I haven't done particularly strenuous coherence comparisons, but for my uses, at least, megacorp and self-hosted models are pretty comparable. Though you do need the better models to get the best coherence simply because they retain more tokens in memory.

Variety is, in my opinion, where the megacorp models still rule. Most of my dabbling has been with models designed to be writing assistants and they can certainly generate plausible strings of words and follow a general theme, but they barely "know" anything (generally when using them to write fiction, you would provide them a "factbook" that they can work from). ChatGPT by comparison can generate plausible responses to a surprising breadth of technical questions, although it definitely has a feeling of being generated from scraping certain online sources since it's decent at answering devops questions but bad at obscure grammar and physics questions, at least in my experience.

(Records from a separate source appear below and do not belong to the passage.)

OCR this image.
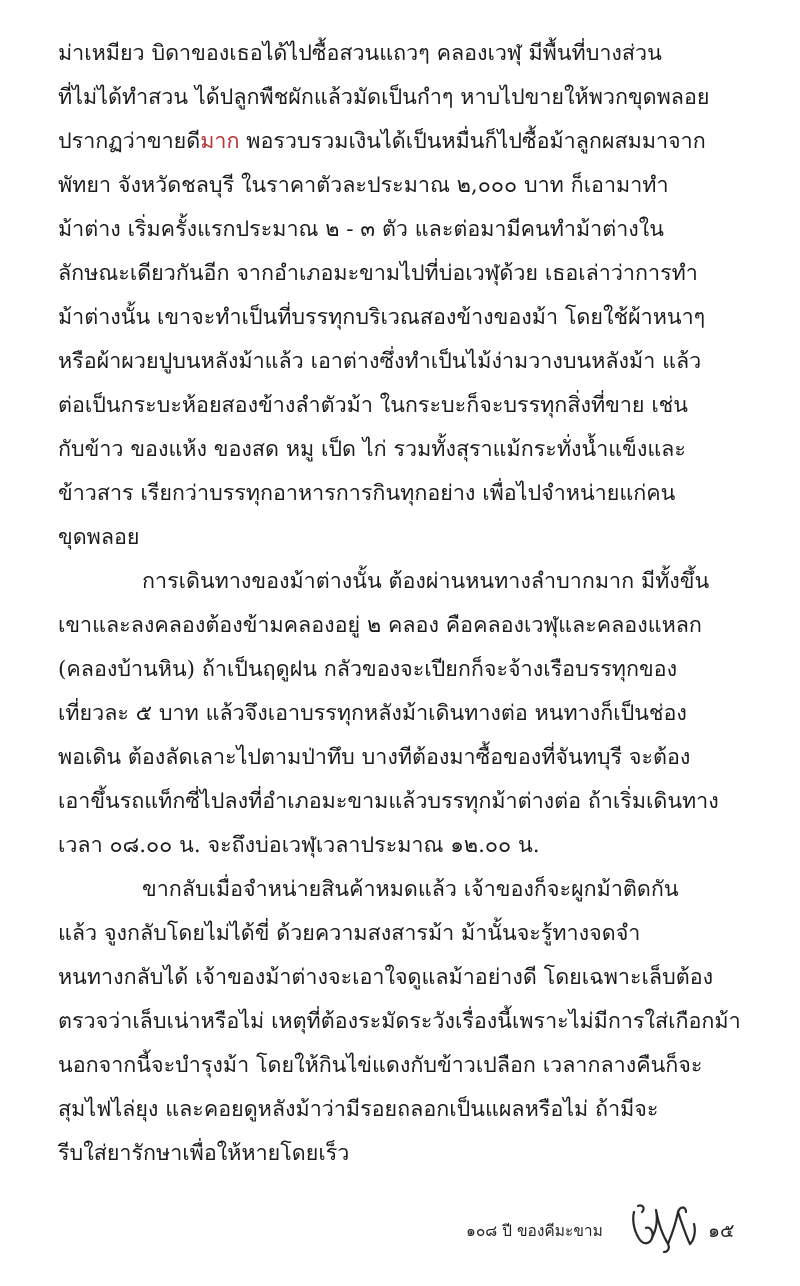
ม่าเหมียว บิดาของเธอได้ไปซื้อสวนแถวๆ คลองเวฬุ มีพื้นที่บางส่วน
ที่ไม่ได้ทำสวน ได้ปลูกพืชผักแล้วมัดเป็นกำๆ หาบไปขายให้พวกขุดพลอย
ปรากฏว่าขายดีมาก พอรวบรวมเงินได้เป็นหมื่นก็ไปซื้อม้าลูกผสมมาจาก
พัทยา จังหวัดชลบุรี ในราคาตัวละประมาณ ๒,๐๐๐ บาท ก็เอามาทำ
ม้าต่าง เริ่มครั้งแรกประมาณ ๒ - ๓ ตัว และต่อมามีคนทำม้าต่างใน
ลักษณะเดียวกันอีก จากอำเภอมะขามไปที่บ่อเวฬุด้วย เธอเล่าว่าการทำ
ม้าต่างนั้น เขาจะทำเป็นที่บรรทุกบริเวณสองข้างของม้า โดยใช้ผ้าหนาๆ
หรือผ้าผวยปูบนหลังม้าแล้ว เอาต่างซึ่งทำเป็นไม้ง่ามวางบนหลังม้า แล้ว
ต่อเป็นกระบะห้อยสองข้างลำตัวม้า ในกระบะก็จะบรรทุกสิ่งที่ขาย เช่น
กับข้าว ของแห้ง ของสด หมู เป็ด ไก่ รวมทั้งสุราแม้กระทั่งน้ำแข็งและ
ข้าวสาร เรียกว่าบรรทุกอาหารการกินทุกอย่าง เพื่อไปจำหน่ายแก่คน
ขุดพลอย
การเดินทางของม้าต่างนั้น ต้องผ่านหนทางลำบากมาก มีทั้งขึ้น
เขาและลงคลองต้องข้ามคลองอยู่ ๒ คลอง คือคลองเวฬุและคลองแหลก
(คลองบ้านหิน) ถ้าเป็นฤดูฝน กลัวของจะเปียกก็จะจ้างเรือบรรทุกของ
เที่ยวละ ๕ บาท แล้วจึงเอาบรรทุกหลังม้าเดินทางต่อ หนทางก็เป็นช่อง
พอเดิน ต้องลัดเลาะไปตามป่าทึบ บางทีต้องมาซื้อของที่จันทบุรี จะต้อง
เอาขึ้นรถแท็กซี่ไปลงที่อำเภอมะขามแล้วบรรทุกม้าต่างต่อ ถ้าเริ่มเดินทาง
เวลา ๐๘.๐๐ น. จะถึงบ่อเวฬุเวลาประมาณ ๑๒.๐๐ น.
ขากลับเมื่อจำหน่ายสินค้าหมดแล้ว เจ้าของก็จะผูกม้าติดกัน
แล้ว จูงกลับโดยไม่ได้ขี่ ด้วยความสงสารม้า ม้านั้นจะรู้ทางจดจำ
หนทางกลับได้ เจ้าของม้าต่างจะเอาใจดูแลม้าอย่างดี โดยเฉพาะเล็บต้อง
ตรวจว่าเล็บเน่าหรือไม่ เหตุที่ต้องระมัดระวังเรื่องนี้เพราะไม่มีการใส่เกือกม้า
นอกจากนี้จะบำรุงม้า โดยให้กินไข่แดงกับข้าวเปลือก เวลากลางคืนก็จะ
สุมไฟไล่ยุง และคอยดูหลังม้าว่ามีรอยถลอกเป็นแผลหรือไม่ ถ้ามีจะ
รีบใส่ยารักษาเพื่อให้หายโดยเร็ว
๑๐๘ ปี ของคีมะขาม	๑๕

Doesn't say much if we don't know what AI you're talking about? The best LLM is far ahead of everything else. If it's GPT-4, translation, editing, proofreading is definitely something to fear.
It's one of the big three. I am deliberately not naming it, because I do not want to steer the conversation into "You clearly should have used LLM X". That's not the point here.
>That's not the point here.

Of course it is. If you say don't worry about x technology and you're not using state of the art then it's meaningless. The "Big 3" is meaningless. The best model is far ahead of the rest.

Well, don't be coy then, what's "the best model" and how "far ahead of the rest" is it?
I already said it's GPT-4 and that it's much better than the rest.